Photo of Lawson Sakai from Flickr Creative Commons by Coreyc23
One of the best known members of the 442nd Regimental Combat Team and the founder of Friends and Family of Nisei Veterans has died.
Lawson Iichiro Sakai is dead at the age of 96, Rafu.com reports.
A resident of Morgan Hill, CA, Lawson earned a Bronze Star and four Purple Hearts along with a Combat Infantryman Badge and participated in the rescue of the “Lost Battalion” in France in 1944.
He has spent much of his years retelling his story and educating the young about a sad chapter in U.S. history, the racism encountered by Japanese Americans and the forced incarceration of an entire community during World War II because of their race.
“I was so mad,” he said. “I thought, ‘How dare they attack my country?’” he recalls thinking after the attack on Pearl Harbor in 1941.
He told the East Bay Times he only became angrier when the U.S. Army refused to let him enlist because he had been declared an “enemy alien.”
“Now I was really mad! After all, I was born right here in the United States!”

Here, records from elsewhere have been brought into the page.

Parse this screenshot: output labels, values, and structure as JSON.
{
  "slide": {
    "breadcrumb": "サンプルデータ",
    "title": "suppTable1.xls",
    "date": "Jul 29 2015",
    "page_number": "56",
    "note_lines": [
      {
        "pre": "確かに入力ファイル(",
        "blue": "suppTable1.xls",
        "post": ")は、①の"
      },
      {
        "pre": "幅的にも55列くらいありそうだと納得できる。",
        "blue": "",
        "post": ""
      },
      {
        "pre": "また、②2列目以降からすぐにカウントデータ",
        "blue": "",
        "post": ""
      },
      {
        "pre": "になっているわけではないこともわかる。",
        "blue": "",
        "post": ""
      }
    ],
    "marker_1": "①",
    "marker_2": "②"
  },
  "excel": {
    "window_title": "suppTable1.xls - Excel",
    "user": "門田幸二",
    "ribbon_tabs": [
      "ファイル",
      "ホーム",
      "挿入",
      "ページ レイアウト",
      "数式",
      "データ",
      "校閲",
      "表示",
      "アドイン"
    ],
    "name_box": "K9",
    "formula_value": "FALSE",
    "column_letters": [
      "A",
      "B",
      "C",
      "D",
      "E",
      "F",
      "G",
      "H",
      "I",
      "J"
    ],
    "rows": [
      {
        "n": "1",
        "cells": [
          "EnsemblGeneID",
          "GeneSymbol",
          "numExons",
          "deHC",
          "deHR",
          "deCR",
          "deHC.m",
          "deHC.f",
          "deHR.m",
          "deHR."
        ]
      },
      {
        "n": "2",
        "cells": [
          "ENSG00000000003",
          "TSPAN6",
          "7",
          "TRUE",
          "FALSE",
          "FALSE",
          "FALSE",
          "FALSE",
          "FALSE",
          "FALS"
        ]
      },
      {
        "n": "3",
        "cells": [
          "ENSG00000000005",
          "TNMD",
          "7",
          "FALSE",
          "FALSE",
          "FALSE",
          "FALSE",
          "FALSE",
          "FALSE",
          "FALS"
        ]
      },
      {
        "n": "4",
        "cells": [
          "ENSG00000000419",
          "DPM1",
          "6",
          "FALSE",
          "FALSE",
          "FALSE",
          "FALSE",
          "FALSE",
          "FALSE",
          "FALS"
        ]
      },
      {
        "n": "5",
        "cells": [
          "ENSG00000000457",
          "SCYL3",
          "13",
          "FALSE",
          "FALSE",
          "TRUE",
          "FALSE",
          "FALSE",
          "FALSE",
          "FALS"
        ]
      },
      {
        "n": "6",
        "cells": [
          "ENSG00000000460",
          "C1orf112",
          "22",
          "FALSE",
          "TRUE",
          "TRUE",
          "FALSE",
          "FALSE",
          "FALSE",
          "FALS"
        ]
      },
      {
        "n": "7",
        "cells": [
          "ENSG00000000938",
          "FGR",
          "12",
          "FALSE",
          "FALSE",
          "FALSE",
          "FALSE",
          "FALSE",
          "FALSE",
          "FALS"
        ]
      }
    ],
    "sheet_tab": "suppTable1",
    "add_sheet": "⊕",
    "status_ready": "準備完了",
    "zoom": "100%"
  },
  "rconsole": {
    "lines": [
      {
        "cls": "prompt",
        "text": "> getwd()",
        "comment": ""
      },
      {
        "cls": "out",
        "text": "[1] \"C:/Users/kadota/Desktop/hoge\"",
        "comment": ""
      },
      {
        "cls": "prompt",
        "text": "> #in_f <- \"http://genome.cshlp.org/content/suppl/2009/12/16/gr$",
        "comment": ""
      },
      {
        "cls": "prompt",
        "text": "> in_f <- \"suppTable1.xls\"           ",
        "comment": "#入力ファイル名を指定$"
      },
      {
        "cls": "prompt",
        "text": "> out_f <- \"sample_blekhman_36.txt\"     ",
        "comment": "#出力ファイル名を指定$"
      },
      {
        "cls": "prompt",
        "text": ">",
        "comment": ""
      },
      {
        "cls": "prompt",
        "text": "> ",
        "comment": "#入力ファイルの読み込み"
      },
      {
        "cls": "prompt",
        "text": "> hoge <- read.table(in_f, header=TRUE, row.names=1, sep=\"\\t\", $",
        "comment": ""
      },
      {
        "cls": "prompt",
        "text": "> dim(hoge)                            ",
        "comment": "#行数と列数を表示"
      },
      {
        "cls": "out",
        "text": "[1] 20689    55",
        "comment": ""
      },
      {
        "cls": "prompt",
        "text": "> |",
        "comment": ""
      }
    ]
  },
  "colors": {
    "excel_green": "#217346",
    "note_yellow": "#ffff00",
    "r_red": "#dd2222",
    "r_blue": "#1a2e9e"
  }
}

“We have only few chances to meet a hero in our lives,” said Etienne Pourcher, former mayor of Bruyeres whose town in France was liberated from the Nazis by the 442nd. “Lawson Iichiro Sakai is one of them. He’s my hero. I had the chance to meet him. American, Japanese Americans, his family, all can be very proud of what he did, with other veterans, specifically in Vosges region,” said Pourcher in a memorial tribute to Sakai, reported Rafu.
A memorial service will be held later this year after COVID-19 restrictions are lifted.